Developing an integrated financial management information system (IFMIS) will help improve public financial management in the Philippines.

This was one of the key points that Fabian Seiderer, lead public sector specialist at the World Bank, raised at a webinar recently organized by the Philippine Institute for Development Studies (PIDS).

The webinar featured the PIDS study “Analysis of the 2022 President’s Budget” that assessed how the 2022 National Expenditure Program, also known as the President’s budget, embodies the priorities identified by the national government.

Seiderer noted that the Philippines is making progress with improving its financial management system by making digital transformation a policy priority in the 2022 budget proposal. However, he was concerned that the allocated budget is “very little given the urgent need of an IFMIS”. He added that the IFMIS is the “heart of the public financial management’s digital transformation”.

He emphasized that developing an IFMIS is essential in ensuring fiscal discipline and sustainability in times of crisis.

“It [allows for] reallocations by having timely, comprehensive, and consistent data on budget execution. It helps reallocate [budget] to where it is much needed,” Seiderer explained.

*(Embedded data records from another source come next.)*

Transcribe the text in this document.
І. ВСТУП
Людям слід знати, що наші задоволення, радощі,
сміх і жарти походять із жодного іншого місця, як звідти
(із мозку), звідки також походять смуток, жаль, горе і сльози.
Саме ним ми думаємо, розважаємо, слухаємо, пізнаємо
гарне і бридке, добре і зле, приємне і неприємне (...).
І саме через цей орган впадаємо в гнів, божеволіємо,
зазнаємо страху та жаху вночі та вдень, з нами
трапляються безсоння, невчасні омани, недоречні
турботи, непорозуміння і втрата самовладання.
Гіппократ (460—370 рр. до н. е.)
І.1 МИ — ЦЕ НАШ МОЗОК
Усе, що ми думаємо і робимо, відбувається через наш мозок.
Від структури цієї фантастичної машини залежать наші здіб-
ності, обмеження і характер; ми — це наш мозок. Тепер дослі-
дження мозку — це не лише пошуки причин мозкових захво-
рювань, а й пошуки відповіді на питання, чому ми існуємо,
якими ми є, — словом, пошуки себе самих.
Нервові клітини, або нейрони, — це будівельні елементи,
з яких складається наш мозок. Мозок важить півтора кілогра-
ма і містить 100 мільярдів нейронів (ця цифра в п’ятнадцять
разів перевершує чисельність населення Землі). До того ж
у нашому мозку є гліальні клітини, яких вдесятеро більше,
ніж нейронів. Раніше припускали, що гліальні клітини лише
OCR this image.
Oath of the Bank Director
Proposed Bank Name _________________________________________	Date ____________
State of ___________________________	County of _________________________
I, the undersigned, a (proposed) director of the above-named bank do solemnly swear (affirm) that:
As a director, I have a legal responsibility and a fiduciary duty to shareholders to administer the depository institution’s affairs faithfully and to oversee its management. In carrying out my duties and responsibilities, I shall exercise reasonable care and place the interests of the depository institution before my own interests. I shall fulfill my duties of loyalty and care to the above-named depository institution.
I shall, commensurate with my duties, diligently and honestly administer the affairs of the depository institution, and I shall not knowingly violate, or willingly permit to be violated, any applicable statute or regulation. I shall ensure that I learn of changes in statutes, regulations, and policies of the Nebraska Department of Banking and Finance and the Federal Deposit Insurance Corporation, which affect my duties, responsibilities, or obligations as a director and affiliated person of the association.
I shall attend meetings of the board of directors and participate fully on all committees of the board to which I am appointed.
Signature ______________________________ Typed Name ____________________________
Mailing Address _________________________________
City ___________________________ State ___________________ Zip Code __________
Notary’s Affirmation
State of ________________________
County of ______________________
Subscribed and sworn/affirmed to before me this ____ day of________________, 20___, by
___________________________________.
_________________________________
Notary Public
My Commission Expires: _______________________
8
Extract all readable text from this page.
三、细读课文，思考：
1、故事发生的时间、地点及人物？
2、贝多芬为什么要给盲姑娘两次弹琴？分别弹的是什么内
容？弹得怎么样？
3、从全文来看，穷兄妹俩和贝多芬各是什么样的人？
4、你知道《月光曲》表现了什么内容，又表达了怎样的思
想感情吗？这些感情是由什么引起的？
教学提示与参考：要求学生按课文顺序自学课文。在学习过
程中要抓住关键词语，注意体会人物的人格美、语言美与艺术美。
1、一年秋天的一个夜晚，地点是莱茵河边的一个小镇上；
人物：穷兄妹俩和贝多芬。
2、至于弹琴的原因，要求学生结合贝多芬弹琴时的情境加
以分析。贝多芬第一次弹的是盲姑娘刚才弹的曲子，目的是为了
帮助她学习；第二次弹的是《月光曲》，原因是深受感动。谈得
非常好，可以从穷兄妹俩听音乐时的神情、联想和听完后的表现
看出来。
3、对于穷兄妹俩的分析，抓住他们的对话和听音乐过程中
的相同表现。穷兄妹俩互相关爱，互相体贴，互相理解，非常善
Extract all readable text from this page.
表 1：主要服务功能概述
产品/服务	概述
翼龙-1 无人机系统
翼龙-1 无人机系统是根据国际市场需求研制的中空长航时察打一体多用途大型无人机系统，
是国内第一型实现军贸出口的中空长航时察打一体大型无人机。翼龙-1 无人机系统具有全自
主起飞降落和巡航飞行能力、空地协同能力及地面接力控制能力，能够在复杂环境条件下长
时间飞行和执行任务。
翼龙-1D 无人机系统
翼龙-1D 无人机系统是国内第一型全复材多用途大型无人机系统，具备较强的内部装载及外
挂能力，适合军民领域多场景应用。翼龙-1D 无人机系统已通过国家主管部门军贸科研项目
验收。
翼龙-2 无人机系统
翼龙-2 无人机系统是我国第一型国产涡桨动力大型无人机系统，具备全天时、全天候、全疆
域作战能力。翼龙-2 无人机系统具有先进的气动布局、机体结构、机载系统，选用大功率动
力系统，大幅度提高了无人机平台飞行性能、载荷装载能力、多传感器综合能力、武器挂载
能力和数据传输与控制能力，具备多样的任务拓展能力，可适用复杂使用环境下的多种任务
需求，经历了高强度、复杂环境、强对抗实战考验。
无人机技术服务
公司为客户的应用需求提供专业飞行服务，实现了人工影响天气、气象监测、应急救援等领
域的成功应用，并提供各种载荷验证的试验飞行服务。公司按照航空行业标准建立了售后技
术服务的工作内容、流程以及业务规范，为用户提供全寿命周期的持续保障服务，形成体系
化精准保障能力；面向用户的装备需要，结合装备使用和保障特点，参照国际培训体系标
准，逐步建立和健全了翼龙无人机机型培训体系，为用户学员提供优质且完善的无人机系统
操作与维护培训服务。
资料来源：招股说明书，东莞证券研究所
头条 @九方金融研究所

He noted that having an information system would integrate data on budget allocation and actual spending. Thus, an IFMIS would optimize budget allocations and reallocations based on emerging priorities such as the Covid-19 pandemic.

Another benefit of an IFMIS is improving the timeliness and cost-efficiency of public spending as it enables the national government and local government units (LGUs) to go paperless.

According to Seiderer, this would result in a “much faster budget execution and electronic processing of more than four million financial transactions a year”.

“It improves cash management and brings huge savings to the government in this fiscally constrained situation,” Seiderer explained.

Similarly, with the IFMIS enabling direct electronic fund transfers, Seiderer said that the transaction costs for both the government and its recipients would be reduced.

More importantly, Seiderer stressed that an IFMIS would be beneficial to LGUs’ budget execution and oversight, as this would allow them to have a “much more comprehensive, granular, and timely access to financial data”.

With these benefits, Seiderer urged the government to resume the roll-out of the Budget and Treasury Management System (BTMS). The government’s Public Financial Management website defines BTMS as “an integrated, web-based information management system that will replace the existing budget management, execution, accounting, and reporting systems” of the government.

“BTMS is the core of an IFMIS…It helps digitize public financial management processes, including budget formulation, budget execution… as well as [improve] financial reporting and accounting,” Seiderer explained.